In this example, we can’t go back in time to get the private investigator to prove that pre separation adultery happened. (And, even if we could, adultery is rarely, if ever, any kind of golden ticket that means you might receive more.) Can you prove that it’s happening NOW? Maybe. Especially since, in this case, husband and girlfriend are living together. But does it matter? No, certainly not—especially since a separation agreement has already been signed. She would not get more of the marital assets because of his adultery, even assuming we can prove it.
4. An at fault divorce is oppressively expensive.
Why go to the time and expense to prove it if it doesn’t yield better results?
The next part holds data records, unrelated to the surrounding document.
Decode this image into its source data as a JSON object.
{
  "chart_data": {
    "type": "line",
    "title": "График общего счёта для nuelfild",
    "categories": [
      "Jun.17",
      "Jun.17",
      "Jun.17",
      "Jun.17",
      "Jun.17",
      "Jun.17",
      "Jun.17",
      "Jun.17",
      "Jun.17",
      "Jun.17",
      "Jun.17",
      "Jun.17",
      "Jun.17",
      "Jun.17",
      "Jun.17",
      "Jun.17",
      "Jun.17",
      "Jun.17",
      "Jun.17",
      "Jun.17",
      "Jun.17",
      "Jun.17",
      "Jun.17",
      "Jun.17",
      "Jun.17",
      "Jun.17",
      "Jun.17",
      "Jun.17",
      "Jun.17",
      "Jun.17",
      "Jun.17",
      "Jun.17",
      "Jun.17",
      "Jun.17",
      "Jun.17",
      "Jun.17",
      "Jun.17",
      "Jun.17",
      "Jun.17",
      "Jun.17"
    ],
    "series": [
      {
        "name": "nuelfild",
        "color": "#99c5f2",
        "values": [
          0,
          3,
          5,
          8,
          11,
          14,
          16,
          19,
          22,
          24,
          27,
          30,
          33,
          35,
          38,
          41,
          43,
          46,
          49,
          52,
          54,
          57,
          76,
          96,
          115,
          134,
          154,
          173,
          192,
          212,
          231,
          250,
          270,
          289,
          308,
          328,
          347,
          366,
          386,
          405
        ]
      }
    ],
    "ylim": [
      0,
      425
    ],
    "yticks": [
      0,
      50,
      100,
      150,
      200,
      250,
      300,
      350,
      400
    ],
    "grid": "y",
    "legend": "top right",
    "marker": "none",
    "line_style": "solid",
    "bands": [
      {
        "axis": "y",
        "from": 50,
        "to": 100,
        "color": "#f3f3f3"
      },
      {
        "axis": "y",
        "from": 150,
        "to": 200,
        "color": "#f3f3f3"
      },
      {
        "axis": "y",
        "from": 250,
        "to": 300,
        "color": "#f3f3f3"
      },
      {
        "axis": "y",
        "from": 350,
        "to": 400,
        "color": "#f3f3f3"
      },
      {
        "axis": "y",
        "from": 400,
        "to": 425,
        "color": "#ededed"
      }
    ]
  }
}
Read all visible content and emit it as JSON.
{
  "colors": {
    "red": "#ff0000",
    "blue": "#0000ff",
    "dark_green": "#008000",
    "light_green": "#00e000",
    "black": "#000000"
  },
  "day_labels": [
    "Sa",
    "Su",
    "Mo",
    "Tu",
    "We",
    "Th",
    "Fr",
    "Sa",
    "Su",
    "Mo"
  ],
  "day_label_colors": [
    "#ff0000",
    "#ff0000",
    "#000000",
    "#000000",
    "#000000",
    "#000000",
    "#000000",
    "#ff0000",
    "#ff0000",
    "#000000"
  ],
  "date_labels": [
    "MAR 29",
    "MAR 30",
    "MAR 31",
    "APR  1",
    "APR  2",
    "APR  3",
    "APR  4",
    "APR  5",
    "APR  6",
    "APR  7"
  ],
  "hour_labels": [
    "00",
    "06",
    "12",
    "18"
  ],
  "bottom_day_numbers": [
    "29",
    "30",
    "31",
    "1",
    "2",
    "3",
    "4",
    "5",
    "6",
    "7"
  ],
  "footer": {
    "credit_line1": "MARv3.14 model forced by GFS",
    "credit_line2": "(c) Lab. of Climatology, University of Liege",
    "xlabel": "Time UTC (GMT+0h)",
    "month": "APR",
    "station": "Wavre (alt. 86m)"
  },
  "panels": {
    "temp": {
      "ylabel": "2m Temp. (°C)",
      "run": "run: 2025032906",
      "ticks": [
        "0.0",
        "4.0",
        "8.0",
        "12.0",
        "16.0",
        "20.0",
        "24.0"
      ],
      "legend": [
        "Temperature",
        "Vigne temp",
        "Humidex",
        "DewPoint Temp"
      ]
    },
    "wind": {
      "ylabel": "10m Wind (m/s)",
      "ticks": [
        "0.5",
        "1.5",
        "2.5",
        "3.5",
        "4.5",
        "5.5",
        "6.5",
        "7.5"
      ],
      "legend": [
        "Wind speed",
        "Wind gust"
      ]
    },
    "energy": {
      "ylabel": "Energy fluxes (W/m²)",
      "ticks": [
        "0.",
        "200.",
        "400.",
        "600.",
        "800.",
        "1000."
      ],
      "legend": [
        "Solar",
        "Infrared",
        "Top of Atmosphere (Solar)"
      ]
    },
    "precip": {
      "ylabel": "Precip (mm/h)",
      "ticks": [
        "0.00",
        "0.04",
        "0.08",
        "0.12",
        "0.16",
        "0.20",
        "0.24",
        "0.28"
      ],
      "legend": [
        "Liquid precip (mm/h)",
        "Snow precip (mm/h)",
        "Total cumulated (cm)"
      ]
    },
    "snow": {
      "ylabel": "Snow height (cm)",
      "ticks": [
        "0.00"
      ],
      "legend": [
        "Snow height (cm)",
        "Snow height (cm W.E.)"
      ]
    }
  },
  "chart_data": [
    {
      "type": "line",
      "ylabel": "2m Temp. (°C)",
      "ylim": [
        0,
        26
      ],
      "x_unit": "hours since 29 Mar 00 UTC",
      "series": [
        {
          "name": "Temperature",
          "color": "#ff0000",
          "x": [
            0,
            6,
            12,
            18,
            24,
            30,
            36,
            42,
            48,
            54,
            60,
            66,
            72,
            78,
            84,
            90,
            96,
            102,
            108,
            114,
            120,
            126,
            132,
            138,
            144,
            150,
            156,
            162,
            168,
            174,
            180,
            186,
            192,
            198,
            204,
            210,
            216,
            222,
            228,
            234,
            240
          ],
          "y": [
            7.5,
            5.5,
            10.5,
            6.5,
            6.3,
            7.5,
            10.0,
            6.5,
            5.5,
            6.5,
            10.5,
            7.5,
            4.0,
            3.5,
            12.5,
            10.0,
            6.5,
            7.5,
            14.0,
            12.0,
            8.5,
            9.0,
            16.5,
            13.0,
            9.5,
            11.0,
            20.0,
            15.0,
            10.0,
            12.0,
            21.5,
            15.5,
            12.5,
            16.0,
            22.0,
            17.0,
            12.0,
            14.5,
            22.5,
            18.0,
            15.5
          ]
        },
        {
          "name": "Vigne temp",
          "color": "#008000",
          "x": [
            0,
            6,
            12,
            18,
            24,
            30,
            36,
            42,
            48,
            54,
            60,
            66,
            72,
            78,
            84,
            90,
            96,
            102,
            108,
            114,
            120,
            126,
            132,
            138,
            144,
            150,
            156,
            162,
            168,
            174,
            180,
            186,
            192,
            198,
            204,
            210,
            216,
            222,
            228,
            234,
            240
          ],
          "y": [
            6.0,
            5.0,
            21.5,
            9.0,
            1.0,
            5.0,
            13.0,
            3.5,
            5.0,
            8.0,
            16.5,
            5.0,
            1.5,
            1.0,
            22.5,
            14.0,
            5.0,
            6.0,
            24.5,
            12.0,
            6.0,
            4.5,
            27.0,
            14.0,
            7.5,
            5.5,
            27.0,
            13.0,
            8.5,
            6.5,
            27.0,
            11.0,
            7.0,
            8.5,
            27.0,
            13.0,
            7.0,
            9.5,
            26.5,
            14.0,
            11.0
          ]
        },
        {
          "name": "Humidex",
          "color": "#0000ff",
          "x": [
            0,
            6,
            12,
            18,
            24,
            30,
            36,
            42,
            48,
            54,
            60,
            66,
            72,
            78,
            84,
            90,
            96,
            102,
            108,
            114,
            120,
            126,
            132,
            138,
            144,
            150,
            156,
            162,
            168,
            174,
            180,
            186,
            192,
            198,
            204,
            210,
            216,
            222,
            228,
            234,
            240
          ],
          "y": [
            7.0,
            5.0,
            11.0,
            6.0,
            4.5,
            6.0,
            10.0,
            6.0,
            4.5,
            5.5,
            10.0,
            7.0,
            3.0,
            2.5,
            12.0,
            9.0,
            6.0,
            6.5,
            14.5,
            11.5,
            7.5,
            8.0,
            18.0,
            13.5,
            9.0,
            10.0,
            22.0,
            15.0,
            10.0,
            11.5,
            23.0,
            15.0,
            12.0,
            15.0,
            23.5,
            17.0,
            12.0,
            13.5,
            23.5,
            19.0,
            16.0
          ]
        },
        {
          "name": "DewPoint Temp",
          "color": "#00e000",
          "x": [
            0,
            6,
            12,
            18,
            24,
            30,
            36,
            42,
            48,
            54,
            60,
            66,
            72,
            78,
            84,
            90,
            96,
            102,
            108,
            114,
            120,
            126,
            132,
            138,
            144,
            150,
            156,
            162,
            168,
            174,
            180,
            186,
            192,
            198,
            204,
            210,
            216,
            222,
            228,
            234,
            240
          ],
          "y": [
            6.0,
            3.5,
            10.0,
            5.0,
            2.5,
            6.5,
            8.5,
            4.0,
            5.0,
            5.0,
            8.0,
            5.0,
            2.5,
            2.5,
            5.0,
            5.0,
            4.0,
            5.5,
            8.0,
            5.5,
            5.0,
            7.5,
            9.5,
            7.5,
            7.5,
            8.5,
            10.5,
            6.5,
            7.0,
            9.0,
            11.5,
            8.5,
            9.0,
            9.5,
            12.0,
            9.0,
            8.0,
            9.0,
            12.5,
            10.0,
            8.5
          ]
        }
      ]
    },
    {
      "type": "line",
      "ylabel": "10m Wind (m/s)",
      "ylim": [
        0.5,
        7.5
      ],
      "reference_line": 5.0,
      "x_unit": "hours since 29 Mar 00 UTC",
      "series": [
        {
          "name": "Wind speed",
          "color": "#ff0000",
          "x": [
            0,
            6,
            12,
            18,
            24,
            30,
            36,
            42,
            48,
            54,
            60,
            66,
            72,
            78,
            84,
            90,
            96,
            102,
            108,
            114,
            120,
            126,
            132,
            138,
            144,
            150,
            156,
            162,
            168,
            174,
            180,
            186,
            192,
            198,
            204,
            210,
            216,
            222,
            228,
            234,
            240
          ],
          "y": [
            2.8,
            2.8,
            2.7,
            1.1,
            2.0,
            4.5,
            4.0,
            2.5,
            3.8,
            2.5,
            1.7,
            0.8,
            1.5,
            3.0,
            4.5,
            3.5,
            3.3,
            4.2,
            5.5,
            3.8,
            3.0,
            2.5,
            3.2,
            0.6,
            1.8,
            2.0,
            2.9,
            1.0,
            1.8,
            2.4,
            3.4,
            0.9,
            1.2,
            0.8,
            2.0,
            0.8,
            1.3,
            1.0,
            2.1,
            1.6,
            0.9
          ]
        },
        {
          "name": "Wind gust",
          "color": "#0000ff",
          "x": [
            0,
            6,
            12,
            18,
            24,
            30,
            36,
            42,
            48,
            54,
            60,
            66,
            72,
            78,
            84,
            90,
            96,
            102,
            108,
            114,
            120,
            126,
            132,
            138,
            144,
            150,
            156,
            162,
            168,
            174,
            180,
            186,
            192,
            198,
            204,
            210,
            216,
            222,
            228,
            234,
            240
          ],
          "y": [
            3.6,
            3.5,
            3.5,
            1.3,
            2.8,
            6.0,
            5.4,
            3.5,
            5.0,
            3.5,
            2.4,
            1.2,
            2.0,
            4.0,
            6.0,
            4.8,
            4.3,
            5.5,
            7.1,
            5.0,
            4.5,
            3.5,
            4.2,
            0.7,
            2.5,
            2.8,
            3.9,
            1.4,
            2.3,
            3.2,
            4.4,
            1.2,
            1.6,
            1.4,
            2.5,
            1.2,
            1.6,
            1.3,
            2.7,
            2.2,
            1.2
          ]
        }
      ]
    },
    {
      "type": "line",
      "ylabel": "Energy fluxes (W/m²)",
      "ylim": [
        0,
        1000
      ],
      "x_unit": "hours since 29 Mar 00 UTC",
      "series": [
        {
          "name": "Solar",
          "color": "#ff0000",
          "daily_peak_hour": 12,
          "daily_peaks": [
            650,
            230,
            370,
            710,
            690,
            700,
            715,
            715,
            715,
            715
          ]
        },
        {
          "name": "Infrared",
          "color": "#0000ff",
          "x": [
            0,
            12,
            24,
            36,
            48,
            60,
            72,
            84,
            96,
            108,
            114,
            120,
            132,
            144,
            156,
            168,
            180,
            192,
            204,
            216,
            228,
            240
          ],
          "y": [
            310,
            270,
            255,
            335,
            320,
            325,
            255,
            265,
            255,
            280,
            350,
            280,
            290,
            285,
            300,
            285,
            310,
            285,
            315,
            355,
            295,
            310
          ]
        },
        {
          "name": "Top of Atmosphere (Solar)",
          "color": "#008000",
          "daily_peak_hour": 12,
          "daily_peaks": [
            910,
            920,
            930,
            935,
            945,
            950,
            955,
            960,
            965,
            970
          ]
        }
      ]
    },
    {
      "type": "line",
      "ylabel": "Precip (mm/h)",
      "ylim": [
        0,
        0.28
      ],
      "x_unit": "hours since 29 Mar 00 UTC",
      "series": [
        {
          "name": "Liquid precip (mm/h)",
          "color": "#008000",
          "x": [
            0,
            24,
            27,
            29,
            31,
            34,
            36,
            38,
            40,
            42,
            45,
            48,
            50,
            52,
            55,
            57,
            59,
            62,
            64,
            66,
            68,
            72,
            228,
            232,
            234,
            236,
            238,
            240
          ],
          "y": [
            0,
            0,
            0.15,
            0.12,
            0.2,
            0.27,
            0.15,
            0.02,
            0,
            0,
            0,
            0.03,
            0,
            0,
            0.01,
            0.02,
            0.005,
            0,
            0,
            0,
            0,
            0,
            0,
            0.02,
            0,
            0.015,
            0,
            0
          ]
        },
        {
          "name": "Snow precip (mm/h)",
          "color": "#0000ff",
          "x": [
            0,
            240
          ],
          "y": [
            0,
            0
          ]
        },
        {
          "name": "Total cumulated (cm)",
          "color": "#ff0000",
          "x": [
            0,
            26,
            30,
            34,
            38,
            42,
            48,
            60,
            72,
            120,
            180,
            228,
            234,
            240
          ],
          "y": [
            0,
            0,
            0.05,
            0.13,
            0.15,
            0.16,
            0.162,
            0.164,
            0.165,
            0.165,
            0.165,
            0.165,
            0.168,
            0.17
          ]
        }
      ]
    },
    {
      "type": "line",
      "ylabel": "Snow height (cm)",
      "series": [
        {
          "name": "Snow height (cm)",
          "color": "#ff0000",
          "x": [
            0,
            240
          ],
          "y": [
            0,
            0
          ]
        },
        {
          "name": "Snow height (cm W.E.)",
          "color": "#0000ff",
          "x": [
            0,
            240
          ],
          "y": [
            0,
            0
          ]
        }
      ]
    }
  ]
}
In this case, an agreement has already been signed—so property division is done. (In fact, in this case, she told me that she had pretty much already divided everything according to the agreement.)
A fault based divorce requires you to go to court, which amps up the total costs. I’ve seen contested adultery cases cost $15,000 or more—sometimes, much, much more. Is it worth it? Certainly not, if you’ve already decided how things will be divided. What can you be hoping to get to justify the expense?
5. What’s the point? If you’ve already divided everything, what are you trying to prove?
What are you hoping to accomplish? Do you want to see him scolded in court? Does it make you feel better about the divorce? I don’t think you’ll find the emotional catharsis you’re looking for in court. Consider talking to a therapist. Your feelings are justified, completely human, and totally understandable—but I want you to consider dealing with them in a way that is productive and won’t leave you in a worse financial position later.
6. The judge won’t overturn your agreement later, even if you feel like you’ve been defrauded.
Agreements are not overturned. For more information, click here.
I understand how this woman was feeling, and I wish I had an answer that would have made her happier. Still, my goal is always to make sure my clients have everything they need to get the type of fresh new start they’re after. Part of that goal means that I try to discourage them from frivolous spending, especially when, as in this case, it won’t yield better results (and will almost certainly lead to worse results) in the long run.
You’ll need every penny to get your fresh new start. Save your money and spend it on that instead.